Что-то вроде приступа как будто долго сдерживаемой и наконец нахлынувшей тоски началось у меня. «Неужели я совсем потерял себя, – подумал я, – и никогда не увижу себя прежним, не смогу больше соединять и связывать в себе кусочки мира так, чтобы возникал особенный, мой собственный мир, с которым я повсюду и по-всякому сумею жить». Я вспомнил свои прежние мысли о счастье: раньше оно представлялось мне каким-то гётевским, ровным и бесконечным, каким-то итогом знания, творчества и свободы. Все это исчезало рядом с Верой.

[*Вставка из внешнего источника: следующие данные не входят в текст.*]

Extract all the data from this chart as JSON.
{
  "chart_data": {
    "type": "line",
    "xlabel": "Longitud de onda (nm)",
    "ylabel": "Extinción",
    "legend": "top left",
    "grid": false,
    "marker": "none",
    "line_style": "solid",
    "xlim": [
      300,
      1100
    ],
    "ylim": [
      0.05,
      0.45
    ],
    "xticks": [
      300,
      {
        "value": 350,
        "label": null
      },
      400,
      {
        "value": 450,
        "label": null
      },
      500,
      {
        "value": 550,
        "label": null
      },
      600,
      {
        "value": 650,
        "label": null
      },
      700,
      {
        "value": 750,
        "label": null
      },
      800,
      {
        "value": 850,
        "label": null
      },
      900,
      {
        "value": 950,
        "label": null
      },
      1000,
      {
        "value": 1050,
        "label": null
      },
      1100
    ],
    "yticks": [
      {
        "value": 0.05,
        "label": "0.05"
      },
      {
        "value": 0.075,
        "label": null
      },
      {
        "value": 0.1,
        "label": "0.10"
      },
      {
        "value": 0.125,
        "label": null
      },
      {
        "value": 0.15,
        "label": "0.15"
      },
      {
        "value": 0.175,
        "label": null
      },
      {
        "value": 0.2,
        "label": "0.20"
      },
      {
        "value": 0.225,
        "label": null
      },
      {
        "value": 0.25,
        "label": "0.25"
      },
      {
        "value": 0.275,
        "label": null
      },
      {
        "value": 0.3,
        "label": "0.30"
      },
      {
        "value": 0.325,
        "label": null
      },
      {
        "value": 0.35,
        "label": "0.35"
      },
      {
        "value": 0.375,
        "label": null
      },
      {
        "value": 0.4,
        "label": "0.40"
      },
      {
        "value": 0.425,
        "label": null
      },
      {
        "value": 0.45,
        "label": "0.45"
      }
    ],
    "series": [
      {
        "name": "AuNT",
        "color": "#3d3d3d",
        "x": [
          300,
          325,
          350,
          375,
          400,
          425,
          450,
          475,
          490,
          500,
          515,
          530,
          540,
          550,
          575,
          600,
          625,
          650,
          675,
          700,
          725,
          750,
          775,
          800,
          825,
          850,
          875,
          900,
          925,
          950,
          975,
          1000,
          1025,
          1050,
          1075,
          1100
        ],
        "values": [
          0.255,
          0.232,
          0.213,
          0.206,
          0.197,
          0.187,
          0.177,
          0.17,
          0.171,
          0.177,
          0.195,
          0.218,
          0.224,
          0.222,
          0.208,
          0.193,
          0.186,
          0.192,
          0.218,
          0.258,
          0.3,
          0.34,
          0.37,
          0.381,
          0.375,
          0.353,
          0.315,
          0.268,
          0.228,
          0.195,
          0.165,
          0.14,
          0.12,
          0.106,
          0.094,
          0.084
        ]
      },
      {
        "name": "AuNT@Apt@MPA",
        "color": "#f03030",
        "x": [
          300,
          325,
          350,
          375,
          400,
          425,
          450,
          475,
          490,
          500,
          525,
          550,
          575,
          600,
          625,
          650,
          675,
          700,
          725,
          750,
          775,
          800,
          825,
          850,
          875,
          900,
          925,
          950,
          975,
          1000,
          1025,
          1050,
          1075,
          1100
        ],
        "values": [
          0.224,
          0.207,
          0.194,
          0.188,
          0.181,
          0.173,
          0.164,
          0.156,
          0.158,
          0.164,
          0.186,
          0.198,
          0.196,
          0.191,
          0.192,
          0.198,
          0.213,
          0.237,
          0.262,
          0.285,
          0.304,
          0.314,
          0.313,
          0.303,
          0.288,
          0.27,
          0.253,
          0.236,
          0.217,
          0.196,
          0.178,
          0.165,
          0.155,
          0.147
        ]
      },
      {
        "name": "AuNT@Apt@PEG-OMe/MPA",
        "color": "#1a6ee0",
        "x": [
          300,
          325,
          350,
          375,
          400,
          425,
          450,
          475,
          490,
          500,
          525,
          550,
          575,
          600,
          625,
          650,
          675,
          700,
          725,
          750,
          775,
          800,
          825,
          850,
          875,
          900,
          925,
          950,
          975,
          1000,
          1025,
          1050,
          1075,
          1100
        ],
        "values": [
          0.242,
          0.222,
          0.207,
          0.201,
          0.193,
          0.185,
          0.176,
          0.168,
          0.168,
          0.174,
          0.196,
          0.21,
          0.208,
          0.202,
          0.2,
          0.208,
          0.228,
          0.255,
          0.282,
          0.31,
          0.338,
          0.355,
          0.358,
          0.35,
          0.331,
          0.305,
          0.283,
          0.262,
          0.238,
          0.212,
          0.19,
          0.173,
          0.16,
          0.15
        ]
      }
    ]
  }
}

«В романтизме другое счастье, – подумал я. – Романтизм разрывает форму, и с него начинается распад стиля. Тут юность и бунтарство. А бунтуют – мещане. Великий и совершенный Гёте с пренебрежением относился к романтикам, потому что видел в них мещан. Во всякой юности есть романтизм. И счастье здесь быстрое, преходящее, ни с чем как будто не связанное; не знаешь, как удержать его. В романтизме нет тоски, потому что он не обращается к прошлому; у него и нет прошлого. Вместо тоски в нем томление: предчувствие или ожидание того, что будет».
Я все утро ходил по полям. Когда я вернулся в избу, Вера не встала и не бросилась мне навстречу, как она делала всегда. Все мои мысли куда-то исчезли. Я с тревогой вошел в комнату.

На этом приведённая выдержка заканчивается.